10 easy tips to prepare for your first marathon
I have always enjoyed running, but purely as an amateur, 4 or 5k just to keep fit and feel good. If you are like me and would like to run a marathon one day, then I suggest you follow these 10 easy tips to prepare for your first marathon. The thing is to focus on nutrition. For more detailed nutritional recommendations, you can also read my dedicated post here – click.
- YOU CAN DO IT: If you can run a cumulated distance of 42k in a week (e.g.: 10+10+10+12), then this means that physically you can run AND FINISH a marathon.
- KEEP COOL: Stop running 1 week before the race and only start running again 2 weeks after.
- WATER: Start loading water 1 week before the race. Minimum 1.5 liters/day. After the race, drink carbonated water to limit acidity in your stomach.
- MINERALS: Get lots of minerals in your food and drinks. Water high in mineral content, yogurt (calcium), banana (potassium).
- CARBS: Start eating carbs everyday one week before: pasta, bread, rice, sweet potatoes…
- ACIDS: Avoid acidic food and drinks (fruit juice) to avoid digestion issues during the race.
- DIURETICS: Avoid diuretics (tea and coffee) 3 days before.
- FIBERS: Avoid fibers (fruit and vegetables, prefer white to whole bread and pasta) 3 days before.
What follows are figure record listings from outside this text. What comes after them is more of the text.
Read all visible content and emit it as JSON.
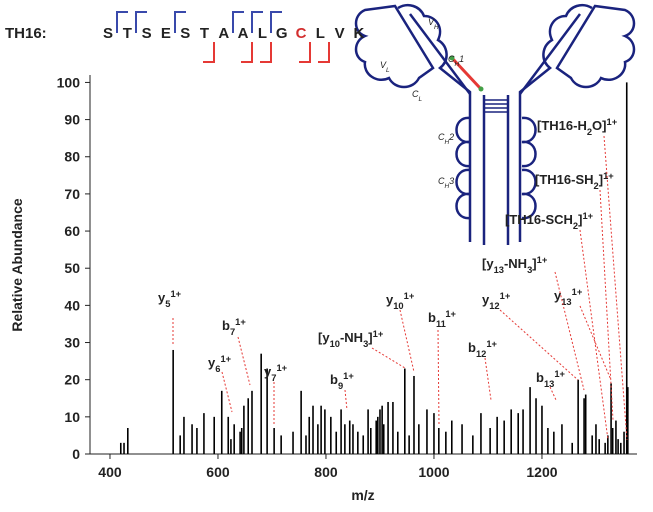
{
  "chart_data": {
    "type": "stem",
    "peptide_label": "TH16:",
    "sequence": [
      "S",
      "T",
      "S",
      "E",
      "S",
      "T",
      "A",
      "A",
      "L",
      "G",
      "C",
      "L",
      "V",
      "K"
    ],
    "sequence_colors": [
      "#222",
      "#222",
      "#222",
      "#222",
      "#222",
      "#222",
      "#222",
      "#222",
      "#222",
      "#222",
      "#d32f2f",
      "#222",
      "#222",
      "#222"
    ],
    "xlabel": "m/z",
    "ylabel": "Relative Abundance",
    "xlim": [
      363,
      1376
    ],
    "ylim": [
      0,
      102
    ],
    "xticks": [
      400,
      600,
      800,
      1000,
      1200
    ],
    "yticks": [
      0,
      10,
      20,
      30,
      40,
      50,
      60,
      70,
      80,
      90,
      100
    ],
    "color": "#000000",
    "x": [
      420,
      426,
      433,
      517,
      530,
      537,
      552,
      561,
      574,
      593,
      607,
      619,
      624,
      630,
      641,
      644,
      648,
      656,
      663,
      680,
      691,
      704,
      717,
      739,
      754,
      763,
      769,
      776,
      785,
      791,
      798,
      809,
      819,
      828,
      835,
      844,
      850,
      859,
      869,
      878,
      883,
      893,
      896,
      900,
      904,
      907,
      915,
      924,
      933,
      946,
      954,
      963,
      972,
      987,
      1000,
      1009,
      1022,
      1033,
      1052,
      1072,
      1087,
      1104,
      1117,
      1130,
      1143,
      1156,
      1165,
      1178,
      1189,
      1200,
      1211,
      1222,
      1237,
      1256,
      1267,
      1278,
      1281,
      1293,
      1300,
      1306,
      1317,
      1322,
      1328,
      1331,
      1337,
      1341,
      1346,
      1352,
      1357,
      1359
    ],
    "values": [
      3,
      3,
      7,
      28,
      5,
      10,
      8,
      7,
      11,
      10,
      17,
      10,
      4,
      8,
      6,
      7,
      13,
      15,
      17,
      27,
      23,
      7,
      5,
      6,
      17,
      5,
      10,
      13,
      8,
      13,
      12,
      10,
      6,
      12,
      8,
      9,
      8,
      6,
      5,
      12,
      7,
      9,
      10,
      12,
      13,
      8,
      14,
      14,
      6,
      23,
      5,
      21,
      8,
      12,
      11,
      7,
      6,
      9,
      8,
      5,
      11,
      7,
      10,
      9,
      12,
      11,
      12,
      18,
      15,
      13,
      7,
      6,
      8,
      3,
      20,
      15,
      16,
      5,
      8,
      4,
      3,
      5,
      19,
      7,
      9,
      4,
      3,
      6,
      100,
      18
    ],
    "annotations": [
      {
        "parts": [
          {
            "text": "y"
          },
          {
            "sub": "5"
          },
          {
            "sup": "1+"
          }
        ]
      },
      {
        "parts": [
          {
            "text": "b"
          },
          {
            "sub": "7"
          },
          {
            "sup": "1+"
          }
        ]
      },
      {
        "parts": [
          {
            "text": "y"
          },
          {
            "sub": "6"
          },
          {
            "sup": "1+"
          }
        ]
      },
      {
        "parts": [
          {
            "text": "y"
          },
          {
            "sub": "7"
          },
          {
            "sup": "1+"
          }
        ]
      },
      {
        "parts": [
          {
            "text": "[y"
          },
          {
            "sub": "10"
          },
          {
            "text": "-NH"
          },
          {
            "sub": "3"
          },
          {
            "text": "]"
          },
          {
            "sup": "1+"
          }
        ]
      },
      {
        "parts": [
          {
            "text": "y"
          },
          {
            "sub": "10"
          },
          {
            "sup": "1+"
          }
        ]
      },
      {
        "parts": [
          {
            "text": "b"
          },
          {
            "sub": "11"
          },
          {
            "sup": "1+"
          }
        ]
      },
      {
        "parts": [
          {
            "text": "b"
          },
          {
            "sub": "9"
          },
          {
            "sup": "1+"
          }
        ]
      },
      {
        "parts": [
          {
            "text": "y"
          },
          {
            "sub": "12"
          },
          {
            "sup": "1+"
          }
        ]
      },
      {
        "parts": [
          {
            "text": "b"
          },
          {
            "sub": "12"
          },
          {
            "sup": "1+"
          }
        ]
      },
      {
        "parts": [
          {
            "text": "b"
          },
          {
            "sub": "13"
          },
          {
            "sup": "1+"
          }
        ]
      },
      {
        "parts": [
          {
            "text": "y"
          },
          {
            "sub": "13"
          },
          {
            "sup": "1+"
          }
        ]
      },
      {
        "parts": [
          {
            "text": "[y"
          },
          {
            "sub": "13"
          },
          {
            "text": "-NH"
          },
          {
            "sub": "3"
          },
          {
            "text": "]"
          },
          {
            "sup": "1+"
          }
        ]
      },
      {
        "parts": [
          {
            "text": "[TH16-SCH"
          },
          {
            "sub": "2"
          },
          {
            "text": "]"
          },
          {
            "sup": "1+"
          }
        ]
      },
      {
        "parts": [
          {
            "text": "[TH16-SH"
          },
          {
            "sub": "2"
          },
          {
            "text": "]"
          },
          {
            "sup": "1+"
          }
        ]
      },
      {
        "parts": [
          {
            "text": "[TH16-H"
          },
          {
            "sub": "2"
          },
          {
            "text": "O]"
          },
          {
            "sup": "1+"
          }
        ]
      }
    ],
    "domains": [
      {
        "parts": [
          {
            "text": "V"
          },
          {
            "sub": "H"
          }
        ]
      },
      {
        "parts": [
          {
            "text": "V"
          },
          {
            "sub": "L"
          }
        ]
      },
      {
        "parts": [
          {
            "text": "C"
          },
          {
            "sub": "H"
          },
          {
            "text": "1"
          }
        ]
      },
      {
        "parts": [
          {
            "text": "C"
          },
          {
            "sub": "L"
          }
        ]
      },
      {
        "parts": [
          {
            "text": "C"
          },
          {
            "sub": "H"
          },
          {
            "text": "2"
          }
        ]
      },
      {
        "parts": [
          {
            "text": "C"
          },
          {
            "sub": "H"
          },
          {
            "text": "3"
          }
        ]
      }
    ]
  }
}
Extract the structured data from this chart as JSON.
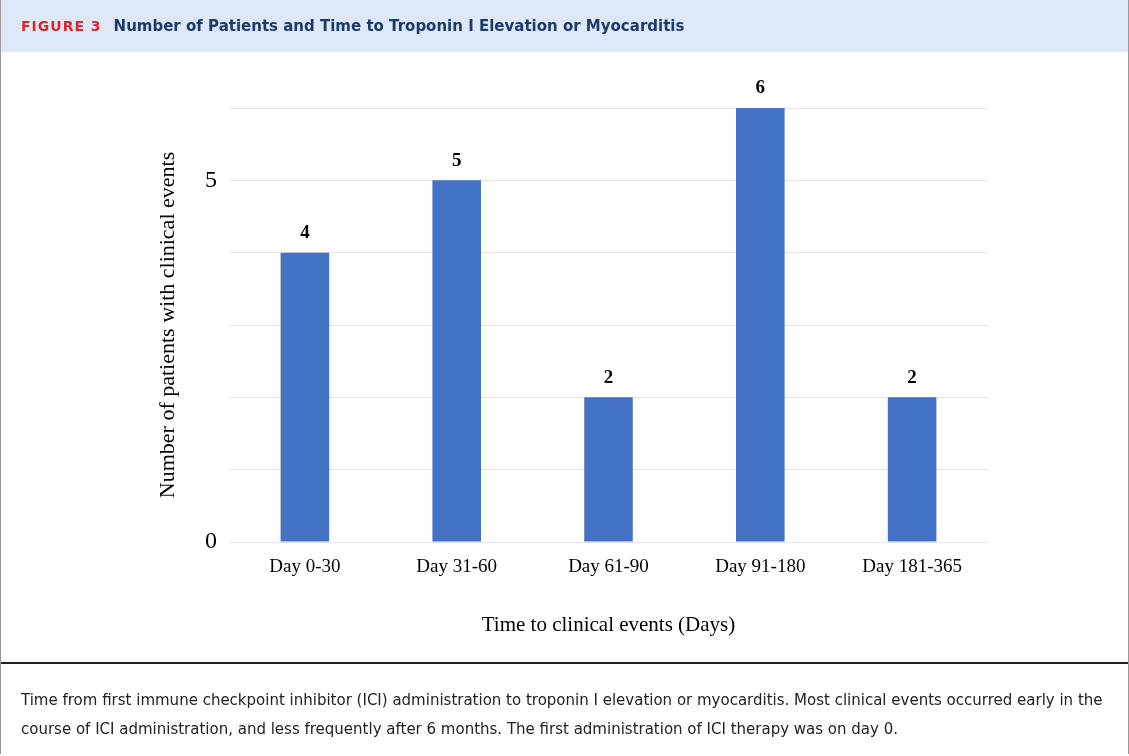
{
  "chart_data": {
    "type": "bar",
    "title": "Number of Patients and Time to Troponin I Elevation or Myocarditis",
    "categories": [
      "Day 0-30",
      "Day 31-60",
      "Day 61-90",
      "Day 91-180",
      "Day 181-365"
    ],
    "values": [
      4,
      5,
      2,
      6,
      2
    ],
    "color": "#4472c4",
    "xlabel": "Time to clinical events (Days)",
    "ylabel": "Number of patients with clinical events",
    "ylim": [
      0,
      6
    ],
    "yticks": [
      0,
      {
        "value": 1,
        "label": null
      },
      {
        "value": 2,
        "label": null
      },
      {
        "value": 3,
        "label": null
      },
      {
        "value": 4,
        "label": null
      },
      5,
      {
        "value": 6,
        "label": null
      }
    ],
    "grid": "y",
    "data_labels": true,
    "legend": false,
    "annotations": [
      "FIGURE 3",
      "Time from first immune checkpoint inhibitor (ICI) administration to troponin I elevation or myocarditis. Most clinical events occurred early in the course of ICI administration, and less frequently after 6 months. The first administration of ICI therapy was on day 0."
    ]
  }
}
- FAT: Limit fat as much as possible (difficult to digest).
- PROTEINES and IRON: During one month after the race, eat lots of red meat, even if you do not like it, like me. Your muscles need to reconstruct and your blood need to fill up with iron again. You can have some spirulin pills or ask your doctor some iron pills to complement your diet during a few weeks.
I guarantee you that these work. During my first marathon I saw many persons that were physically very well trained, had run lots of marathons before but they had to walk as they had cramps. I DID NOT HAVE A SINGLE CRAMP and I DID NOT FEEL ANY PAIN, even not the famous “31k wall”. I actually really enjoyed it! So just do it and enjoy!